Table 1. Significant transcriptional master regulators (TMRs) of the Kbhb programme in Basal BRCA.
Regulator NES TCGA NES METABRIC NES Meta FDR Biological Relevance
CENPA +2.97 +3.46 +4.55 0.0004 Centromeric histone H3 variant. Overexpressed in cancer and linked to genome instability, kinetochore function and cell-cycle progression; consistent with overlap between the Kbhb programme and chromosomal machinery. [19,20]

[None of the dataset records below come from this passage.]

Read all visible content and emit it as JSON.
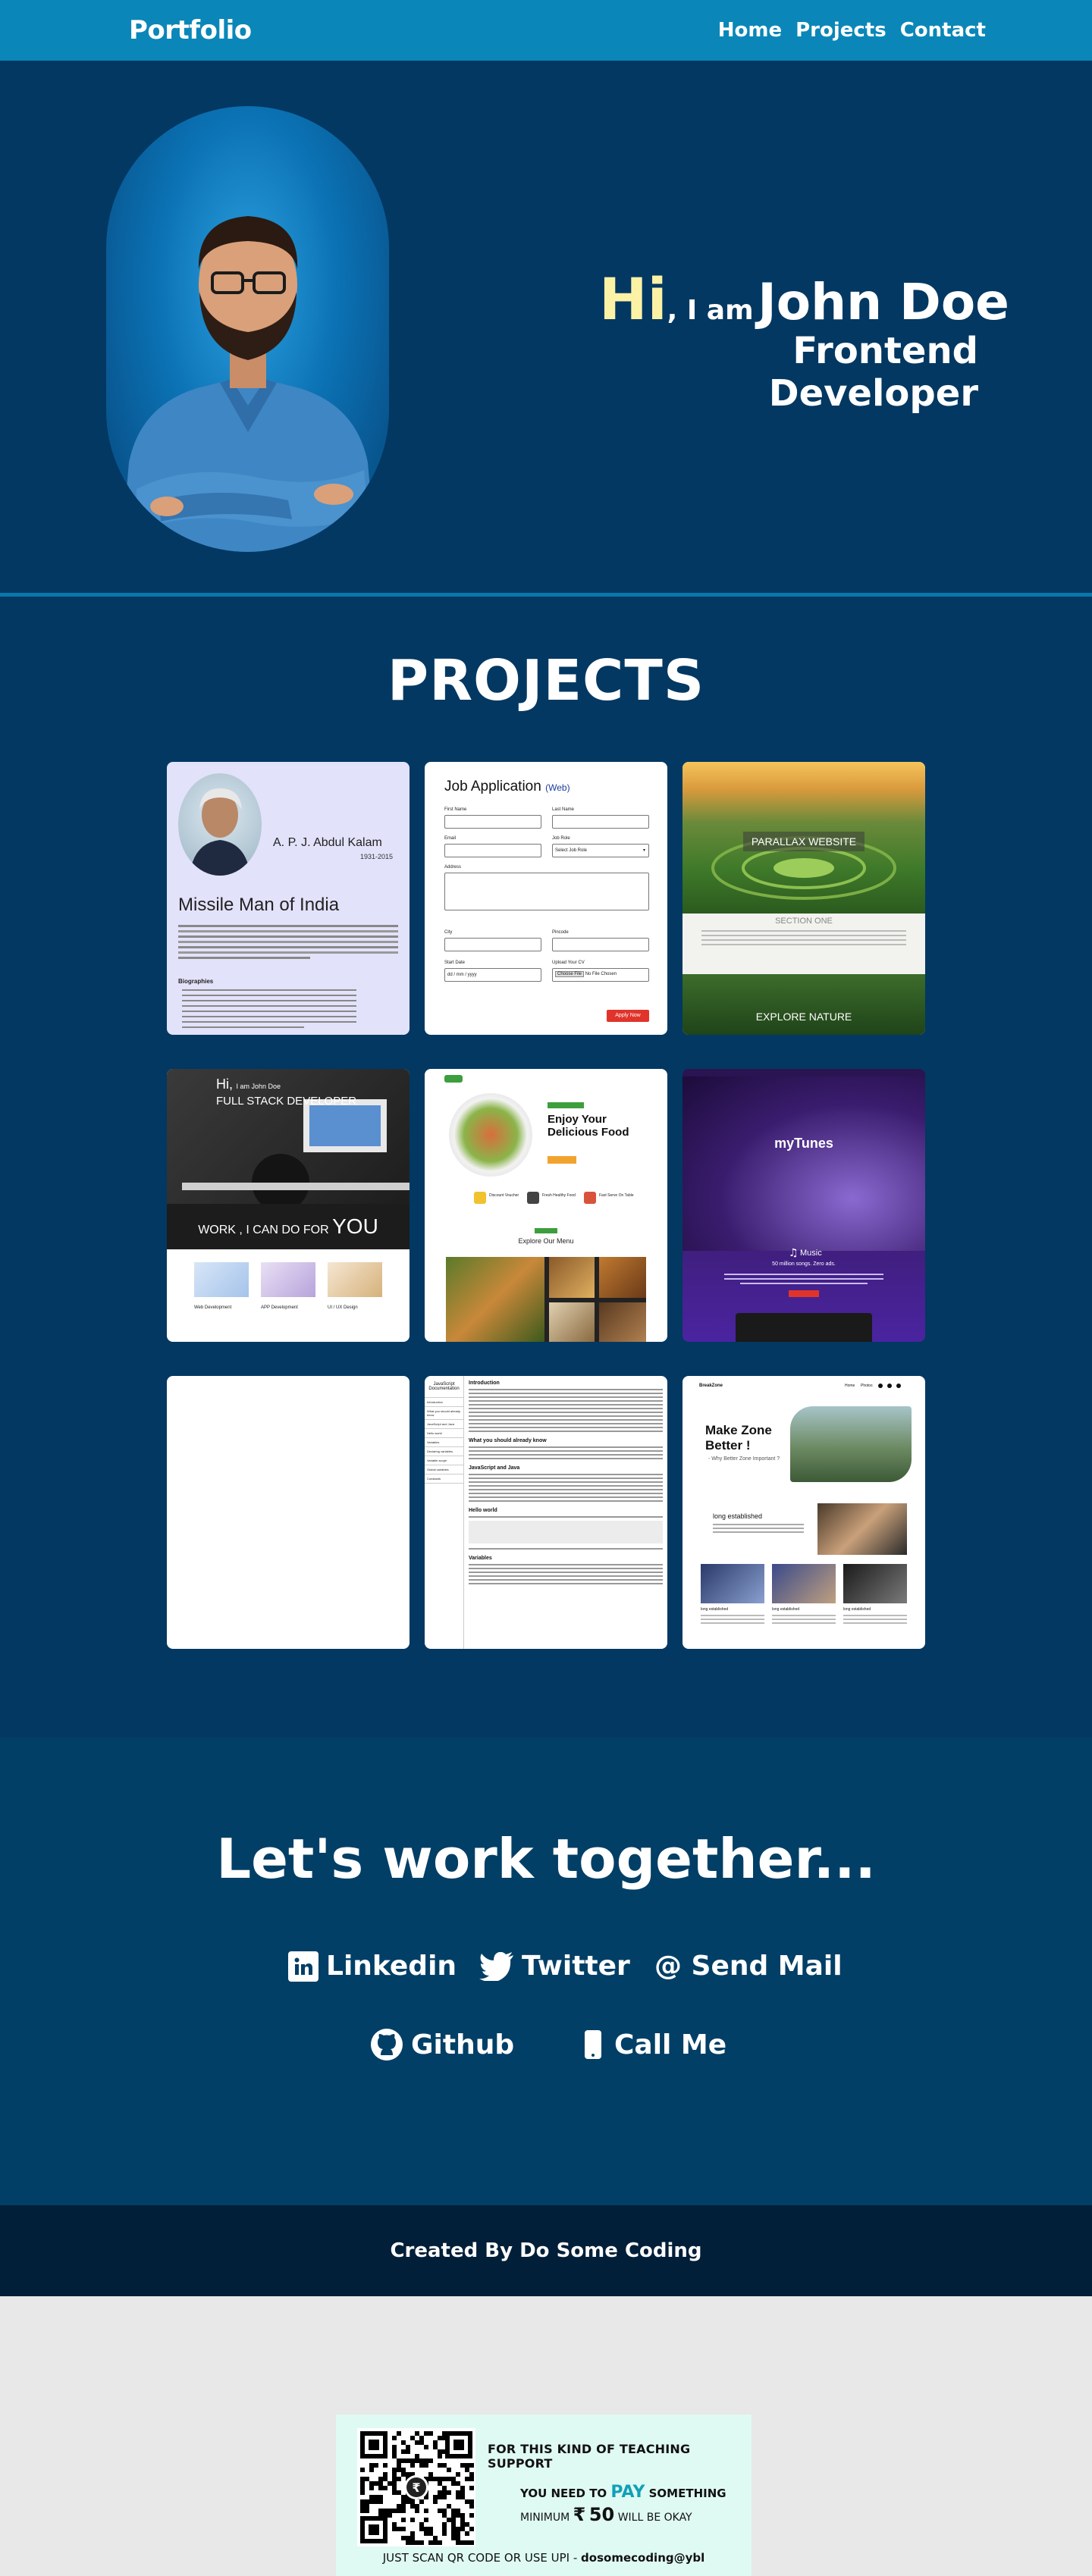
{
  "nav": {
    "brand": "Portfolio",
    "links": [
      "Home",
      "Projects",
      "Contact"
    ]
  },
  "hero": {
    "hi": "Hi",
    "iam": ", I am",
    "name": "John Doe",
    "role": "Frontend Developer"
  },
  "projects": {
    "title": "PROJECTS",
    "cards": [
      {
        "name": "A. P. J. Abdul Kalam",
        "years": "1931-2015",
        "headline": "Missile Man of India",
        "section": "Biographies"
      },
      {
        "title": "Job Application",
        "tag": "(Web)",
        "fields": [
          "First Name",
          "Last Name",
          "Email",
          "Job Role",
          "Address",
          "City",
          "Pincode",
          "Start Date",
          "Upload Your CV"
        ],
        "select_value": "Select Job Role",
        "date_value": "dd / mm / yyyy",
        "file_button": "Choose File",
        "file_status": "No File Chosen",
        "submit": "Apply Now"
      },
      {
        "hero_label": "PARALLAX WEBSITE",
        "section_label": "SECTION ONE",
        "bottom_label": "EXPLORE NATURE"
      },
      {
        "hi": "Hi,",
        "iam": "I am John Doe",
        "role": "FULL STACK DEVELOPER",
        "banner": "WORK , I CAN DO FOR",
        "banner_big": "YOU",
        "services": [
          "Web Development",
          "APP Development",
          "UI / UX Design"
        ]
      },
      {
        "headline": "Enjoy Your Delicious Food",
        "features": [
          "Discount Voucher",
          "Fresh Healthy Food",
          "Fast Serve On Table"
        ],
        "menu_title": "Explore Our Menu"
      },
      {
        "title": "myTunes",
        "subtitle": "Music",
        "tagline": "50 million songs. Zero ads."
      },
      {},
      {
        "sidebar_title": "JavaScript Documentation",
        "sidebar_items": [
          "Introduction",
          "What you should already know",
          "JavaScript and Java",
          "Hello world",
          "Variables",
          "Declaring variables",
          "Variable scope",
          "Global variables",
          "Constants"
        ],
        "sections": [
          "Introduction",
          "What you should already know",
          "JavaScript and Java",
          "Hello world",
          "Variables"
        ]
      },
      {
        "brand": "BreakZone",
        "nav": [
          "Home",
          "Photos"
        ],
        "headline": "Make Zone Better !",
        "sub": "- Why Better Zone Important ?",
        "block_title": "long established",
        "items": [
          "long established",
          "long established",
          "long established"
        ]
      }
    ]
  },
  "work": {
    "title": "Let's work together...",
    "links": [
      {
        "label": "Linkedin",
        "icon": "linkedin-icon"
      },
      {
        "label": "Twitter",
        "icon": "twitter-icon"
      },
      {
        "label": "@ Send Mail",
        "icon": "at-icon"
      },
      {
        "label": "Github",
        "icon": "github-icon"
      },
      {
        "label": "Call Me",
        "icon": "phone-icon"
      }
    ]
  },
  "footer": {
    "text": "Created By Do Some Coding"
  },
  "support": {
    "line1": "FOR THIS KIND OF TEACHING SUPPORT",
    "you_need_to": "YOU NEED TO",
    "pay": "PAY",
    "something": "SOMETHING",
    "minimum": "MINIMUM",
    "currency": "₹",
    "amount": "50",
    "will_be_okay": "WILL BE OKAY",
    "scan_text": "JUST SCAN QR CODE OR USE UPI -",
    "upi": "dosomecoding@ybl"
  },
  "colors": {
    "navbar": "#0a87b8",
    "hero_bg": "#023862",
    "hi_color": "#fbf2a6",
    "work_bg": "#023f66",
    "footer_bg": "#011f38",
    "support_bg": "#dffaf3",
    "pay_color": "#11a0b8"
  }
}
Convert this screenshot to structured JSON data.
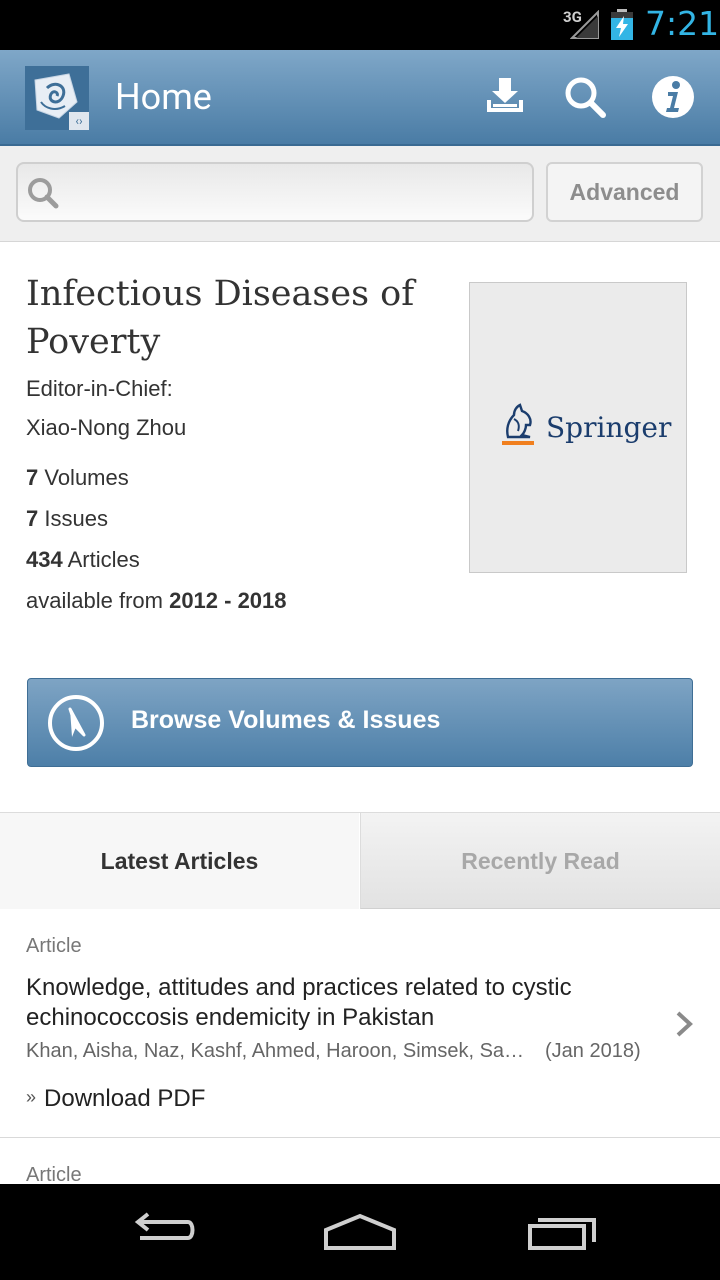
{
  "status_bar": {
    "network": "3G",
    "time": "7:21"
  },
  "action_bar": {
    "title": "Home"
  },
  "search": {
    "placeholder": "",
    "advanced_label": "Advanced"
  },
  "journal": {
    "title": "Infectious Diseases of Poverty",
    "editor_label": "Editor-in-Chief:",
    "editor_name": "Xiao-Nong Zhou",
    "volumes_count": "7",
    "volumes_label": " Volumes",
    "issues_count": "7",
    "issues_label": " Issues",
    "articles_count": "434",
    "articles_label": " Articles",
    "available_prefix": "available from ",
    "available_range": "2012 - 2018",
    "publisher": "Springer"
  },
  "browse_button": {
    "label": "Browse Volumes & Issues"
  },
  "tabs": [
    {
      "label": "Latest Articles",
      "selected": true
    },
    {
      "label": "Recently Read",
      "selected": false
    }
  ],
  "articles": [
    {
      "type": "Article",
      "title": "Knowledge, attitudes and practices related to cystic echinococcosis endemicity in Pakistan",
      "authors": "Khan, Aisha, Naz, Kashf, Ahmed, Haroon, Simsek, Sami, Afzal, Muhammad Sohail",
      "date": "(Jan 2018)",
      "download_label": "Download PDF"
    },
    {
      "type": "Article"
    }
  ],
  "colors": {
    "accent": "#33b5e5",
    "action_bar": "#5d8db5",
    "springer_blue": "#1b3d6d",
    "springer_orange": "#f07f1e"
  }
}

FOXM1 +2.70 +3.33 +4.27 0.0007 Master regulator of G2/M progression. Well-documented oncogene in breast cancer/TNBC; FOXM1 has been linked experimentally to CENPA-dependent TNBC proliferation, migration and glycolysis, and to centrosome/cell-cycle programmes. [21,22,23]
HMGA1 +2.38 +2.60 +3.52 0.011 Chromatin architectural protein. Promotes oncogene transcription and tumour progression in TNBC, with roles in stem-like phenotypes, migration/invasion and cell-cycle/histone-gene regulation. Sole TMR that is also a concordantly upregulated Kbhb substrate. [24,25,26]
CHCHD3 +2.33 +2.19 +3.20 0.026 Inner mitochondrial membrane protein (MIC19/CHCHD3). Core MICOS-associated factor required for crista integrity and mitochondrial function; supports the hypothesis that this TMR links BHB-driven metabolic state with mitochondria-to-nucleus signalling. [27,28]
E2F7 (no sig.) +2.82 +3.08 0.031 Atypical E2F repressor of G1/S transcription. Reported to repress oscillating cell-cycle genes and control S-phase progression; its apparent activation here may reflect context-dependent co-regulation of DNA-replication/cell-cycle targets shared with CENPA. Subject to shadow correction by CENPA in METABRIC. [29,30]
ZNF232 +1.78 +2.38 +2.94 0.035 Poorly characterised C2H2 zinc-finger/SCAN-domain protein predicted to participate in transcriptional regulation; original structural and expression analysis supports nuclear localization and broad tissue expression. Novel prediction requiring experimental validation. [31]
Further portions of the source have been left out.